This column is being reproduced with the permission of Steve Smith, The Whistling Gardener, and owner of Sunnyside Nursery in Marysville.
When it comes to plants that are sun tolerant, drought resistant, and pretty much maintenance free, nothing can compare to sedums. They are a group of plants that fit nicely into rockeries, spill over retaining walls, blended into sunny mixed borders, and are great just about anywhere you want a carefree plant.
They come in a wide range of colors from green to yellow to blue or red and have flowers that can vary from pure white to shades of pink or red and even yellow. Some are evergreen and change colors in the winter, while many others are deciduous and melt away in the winter only to return the following spring twice as large.
You can use the low-growing forms as ground covers or the medium to high varieties as summer bloomers in your perennial garden. There are even sedums that will grow in the shade. To put it succinctly, there is no garden that cannot accommodate a sedum.
One of the first sedums I came in contact with when I moved to the northwest way back in 1989 was a variety call “Autumn Joy.” This is a wonderful fall bloomer that reaches about 18 to 24 inches tall with pink flowers that will literally be covered with honeybees in late August and early September.
There are many variations of this specific variety, some with variegated foliage and more compact growth habits, but one of my favorites is “Thundercloud” with its deeply lobed foliage and starry light pink flowers in summer.

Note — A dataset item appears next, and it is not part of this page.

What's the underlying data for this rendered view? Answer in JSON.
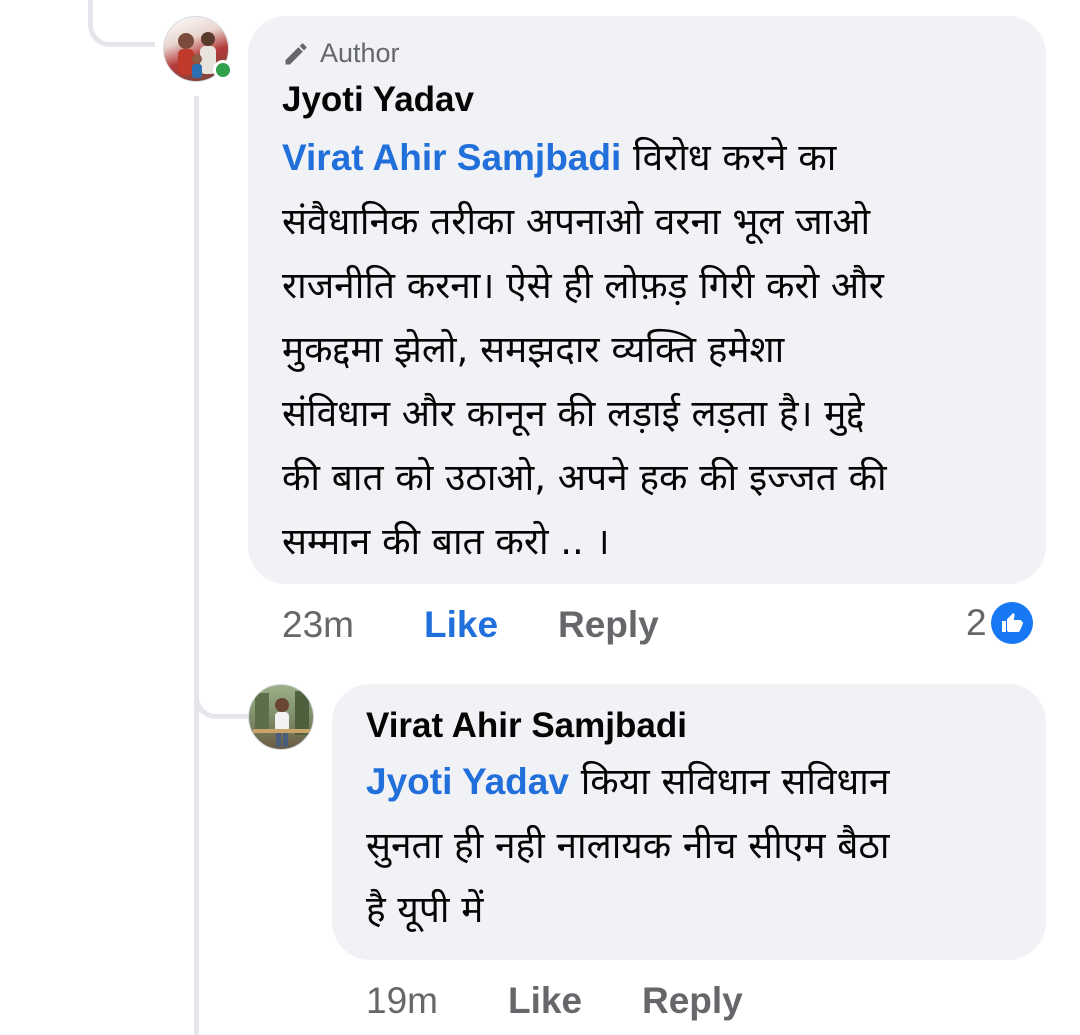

It is sure to catch your eye in the garden center!
Another trooper is a low growing, evergreen variety called “Angelina,” which sports golden-yellow foliage all summer that turns a rich orange/copper color in the winter. It can look rangy in a four-inch pot in the garden center, but once planted it will fill in nicely. It also makes a nice spiller in a winter container.
We have an entire section in the nursery dedicated to sedums with way too many varieties to discuss in this short column, but I would be remiss not to mention the new introductions under the marketing moniker of “Sunsparklers.”
Here is a description for “Dazzleberry” from one of our suppliers, Monrovia Nursery: “This brilliant new sedum lives up to its name, blooming earlier than most, with huge, brilliant raspberry colored flower clusters that are up to nine-inches in diameter! Disease resistant foliage retains its fantastic smoky blue-grey color from spring through fall. Spreads to form colorful clumps. Evergreen in mild winter regions.”
“Plum Dazzled” is another introduction that begins in spring with plum-colored foliage that forms a colorful groundcover mound only 8" tall and 18" wide. Giant 6” to 8" raspberry-colored flowerheads appear in late summer and are visible from over 200 feet away!
And “Dream Dazzler” is yet another variation that carpets the garden with smoky purple leaves edged with blazing hot pink. In spring, colorful tri-colored leaves of pink, white and purple emerge. Its vibrant foliage forms a dense mat of intense color.
In addition to these “Sunsparkler” sedums, there is also a new introduction with a similar growth habit called “Atlantis.” This variety has striking variegated foliage of green and yellow that will stand out nicely in any garden.
Finally, after perusing our sedum department this week, I came across a variety called “Jose Aubergine” which really caught my eye. According to our supplier, Skagit Gardens, “Jose has masses of deep dusky pink flowers in umbrella-shaped heads atop rich, dark purple, fleshy stems and leaves. It is excellent for patio containers, beds, and borders.”
You simply can’t go wrong with sedums and I highly encourage you to incorporate some of the many varieties into your garden this spring season. You won’t be sorry you did.
Please stay safe and keep on gardening.